Ein Plädoyer für unauffälliges Deutsch.

Mit den Tücken der Rechtschreibung tun wir uns alle schwer. Wie kommt ein fehlerfreier Text überhaupt zustande? Toni Wenger, Korrektor bei Linkgroup, geht dieser Frage im folgenden Interview nach

Seit einigen Jahren arbeitest du als Korrektor bei Linkgroup. Was hat die schreibende Zunft früher besser gemacht?

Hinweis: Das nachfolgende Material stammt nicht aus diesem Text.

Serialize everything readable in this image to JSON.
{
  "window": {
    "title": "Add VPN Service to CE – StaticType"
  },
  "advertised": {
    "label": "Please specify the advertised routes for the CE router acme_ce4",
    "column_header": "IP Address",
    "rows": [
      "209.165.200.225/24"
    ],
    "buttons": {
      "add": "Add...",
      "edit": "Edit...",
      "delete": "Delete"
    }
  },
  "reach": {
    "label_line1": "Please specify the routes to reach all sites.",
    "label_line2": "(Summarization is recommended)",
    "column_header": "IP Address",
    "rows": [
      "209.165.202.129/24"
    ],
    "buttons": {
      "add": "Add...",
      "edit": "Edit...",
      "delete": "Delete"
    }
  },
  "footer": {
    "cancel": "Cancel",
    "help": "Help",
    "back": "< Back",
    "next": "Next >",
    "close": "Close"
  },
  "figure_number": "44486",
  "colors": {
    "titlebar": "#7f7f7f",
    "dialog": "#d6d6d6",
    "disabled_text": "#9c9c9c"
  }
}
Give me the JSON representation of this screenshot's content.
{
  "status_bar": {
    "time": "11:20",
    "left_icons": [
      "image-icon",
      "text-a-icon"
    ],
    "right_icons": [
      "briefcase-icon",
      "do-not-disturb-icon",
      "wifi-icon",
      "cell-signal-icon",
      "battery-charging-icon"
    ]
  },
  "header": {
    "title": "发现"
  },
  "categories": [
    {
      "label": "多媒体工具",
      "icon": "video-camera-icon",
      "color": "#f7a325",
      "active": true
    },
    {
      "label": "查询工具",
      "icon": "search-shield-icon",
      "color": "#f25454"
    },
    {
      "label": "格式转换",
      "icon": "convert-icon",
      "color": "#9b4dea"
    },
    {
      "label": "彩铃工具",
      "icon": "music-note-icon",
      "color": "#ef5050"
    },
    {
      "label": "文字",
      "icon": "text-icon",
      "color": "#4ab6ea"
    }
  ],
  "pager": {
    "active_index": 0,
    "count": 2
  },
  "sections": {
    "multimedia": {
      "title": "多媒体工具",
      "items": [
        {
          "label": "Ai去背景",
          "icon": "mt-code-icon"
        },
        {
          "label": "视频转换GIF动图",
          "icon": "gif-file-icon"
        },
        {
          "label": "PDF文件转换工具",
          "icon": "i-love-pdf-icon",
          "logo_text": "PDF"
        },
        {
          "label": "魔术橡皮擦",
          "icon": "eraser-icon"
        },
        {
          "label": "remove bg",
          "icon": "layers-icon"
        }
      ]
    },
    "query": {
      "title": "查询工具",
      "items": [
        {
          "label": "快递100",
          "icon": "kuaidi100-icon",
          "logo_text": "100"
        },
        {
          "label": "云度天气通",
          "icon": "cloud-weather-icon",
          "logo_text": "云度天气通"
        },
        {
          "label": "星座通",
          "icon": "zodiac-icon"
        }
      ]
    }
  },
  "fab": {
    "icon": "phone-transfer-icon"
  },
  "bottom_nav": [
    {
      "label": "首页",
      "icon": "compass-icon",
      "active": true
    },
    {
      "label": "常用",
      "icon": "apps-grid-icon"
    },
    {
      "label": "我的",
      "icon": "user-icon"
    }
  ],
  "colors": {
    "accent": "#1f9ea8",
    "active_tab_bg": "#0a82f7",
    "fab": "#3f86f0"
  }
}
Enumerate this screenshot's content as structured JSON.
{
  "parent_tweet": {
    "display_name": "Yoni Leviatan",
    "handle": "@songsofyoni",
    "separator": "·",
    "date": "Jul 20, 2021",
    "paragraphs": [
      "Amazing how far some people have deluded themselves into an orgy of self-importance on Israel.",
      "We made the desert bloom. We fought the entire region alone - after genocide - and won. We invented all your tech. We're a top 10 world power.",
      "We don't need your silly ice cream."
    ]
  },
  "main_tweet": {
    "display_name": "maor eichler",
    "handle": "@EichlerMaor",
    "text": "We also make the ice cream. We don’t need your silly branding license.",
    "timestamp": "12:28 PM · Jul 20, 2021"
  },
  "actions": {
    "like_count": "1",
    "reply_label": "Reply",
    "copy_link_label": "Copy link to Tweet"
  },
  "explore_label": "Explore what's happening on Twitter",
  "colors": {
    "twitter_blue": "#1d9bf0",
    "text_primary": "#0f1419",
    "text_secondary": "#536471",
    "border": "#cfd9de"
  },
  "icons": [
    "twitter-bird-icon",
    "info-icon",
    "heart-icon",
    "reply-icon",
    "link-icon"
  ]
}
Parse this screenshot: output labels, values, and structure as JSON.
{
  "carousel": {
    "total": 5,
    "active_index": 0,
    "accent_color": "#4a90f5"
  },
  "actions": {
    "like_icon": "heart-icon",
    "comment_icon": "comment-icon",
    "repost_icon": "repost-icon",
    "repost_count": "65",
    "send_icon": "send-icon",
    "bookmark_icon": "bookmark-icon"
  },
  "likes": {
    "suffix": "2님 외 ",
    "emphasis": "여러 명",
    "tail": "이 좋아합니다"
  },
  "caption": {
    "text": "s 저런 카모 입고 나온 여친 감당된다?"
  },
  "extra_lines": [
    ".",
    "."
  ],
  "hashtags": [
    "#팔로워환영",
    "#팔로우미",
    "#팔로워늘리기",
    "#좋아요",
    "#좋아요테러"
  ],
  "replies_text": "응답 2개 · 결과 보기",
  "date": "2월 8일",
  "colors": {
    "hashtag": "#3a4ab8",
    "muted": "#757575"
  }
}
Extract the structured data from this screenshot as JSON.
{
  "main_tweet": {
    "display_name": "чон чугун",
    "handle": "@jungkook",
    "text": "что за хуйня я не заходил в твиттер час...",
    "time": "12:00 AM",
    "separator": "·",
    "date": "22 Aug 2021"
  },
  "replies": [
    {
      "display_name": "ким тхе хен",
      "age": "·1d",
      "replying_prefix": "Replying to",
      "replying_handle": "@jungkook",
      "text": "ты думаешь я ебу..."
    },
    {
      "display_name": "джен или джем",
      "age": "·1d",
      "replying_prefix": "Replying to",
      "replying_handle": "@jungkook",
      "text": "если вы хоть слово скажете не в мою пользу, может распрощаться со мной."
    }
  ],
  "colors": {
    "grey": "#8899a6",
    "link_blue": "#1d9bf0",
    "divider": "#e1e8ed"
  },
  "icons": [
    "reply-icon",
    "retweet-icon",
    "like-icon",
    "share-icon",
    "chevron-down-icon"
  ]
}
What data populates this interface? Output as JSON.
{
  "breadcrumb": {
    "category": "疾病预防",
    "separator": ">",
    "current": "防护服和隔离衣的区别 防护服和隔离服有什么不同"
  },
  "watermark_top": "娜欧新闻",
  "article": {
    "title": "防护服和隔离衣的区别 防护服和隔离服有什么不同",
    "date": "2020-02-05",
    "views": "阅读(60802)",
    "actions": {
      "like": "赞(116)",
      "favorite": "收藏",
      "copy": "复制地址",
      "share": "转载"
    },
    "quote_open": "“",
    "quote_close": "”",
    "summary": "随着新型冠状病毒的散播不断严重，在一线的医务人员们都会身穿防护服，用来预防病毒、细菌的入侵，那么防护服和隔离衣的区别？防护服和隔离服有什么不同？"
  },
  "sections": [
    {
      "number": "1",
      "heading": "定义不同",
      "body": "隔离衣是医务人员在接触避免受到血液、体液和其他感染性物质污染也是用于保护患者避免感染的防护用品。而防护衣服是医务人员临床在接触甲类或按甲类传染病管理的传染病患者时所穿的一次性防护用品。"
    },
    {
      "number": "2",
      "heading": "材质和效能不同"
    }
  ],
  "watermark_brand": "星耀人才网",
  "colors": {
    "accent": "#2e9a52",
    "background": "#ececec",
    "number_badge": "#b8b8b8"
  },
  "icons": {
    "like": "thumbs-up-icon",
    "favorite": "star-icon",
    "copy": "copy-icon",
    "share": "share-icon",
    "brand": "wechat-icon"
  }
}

Die Frage ist falsch gestellt. Leute, die gut und korrekt schreiben, hat es schon immer gegeben, und sie tun es auch heute noch. Die Frage sollte eher lauten: Wie wird heute im Vergleich zu «früher» geschrieben? Grundlegend haben sich die Inhalte und das Zielpublikum verändert. Ich kann mich des Eindrucks nicht erwehren, dass heutzutage mehr und flotter geschrieben wird. Tendenziell hat eine «Boulevardisierung» der Sprache stattgefunden, die auf Effekte statt auf Substanzielles hinzielt.

Welches sind die ärgerlichsten Fehler, denen du bei deiner Arbeit als Korrektor begegnest?

Es sind oft die «orthografischen Sandflöhe», die einem das Leben vermiesen – und deren Langlebigkeit. Anhäufungen ebendieser Flüchtigkeits- und Tippfehler sind für Korrektorinnen und Korrektoren ein Graus und oft ein Grund loszuheulen. Doch wir haben uns trotz allem daran gewöhnen müssen, mit der Unvollkommenheit anderer zu leben und zerstreuten Autoren nicht sofort logopädische Massnahmen anzuwünschen. Mit unserem Spezialwissen, das oft zwanghafte Züge annehmen kann, leiten wir in falsche Richtung Wachsendes um oder amputieren Wucherndes kurzerhand. Die Tätigkeit einer Korrektorin oder eines Korrektors ist extrem einsam, sie arbeiten im Off, sind im Grunde genommen orthografische Putzleute. Saftige grammatikalische Dispute retten ihnen den Tag, träfe Beweisführungen: himmlisch! Lob ist rar, Perfektion Voraussetzung, Aussetzer unerwünscht, doch sie machen uns – welch ein Trost! – wieder zu Menschen.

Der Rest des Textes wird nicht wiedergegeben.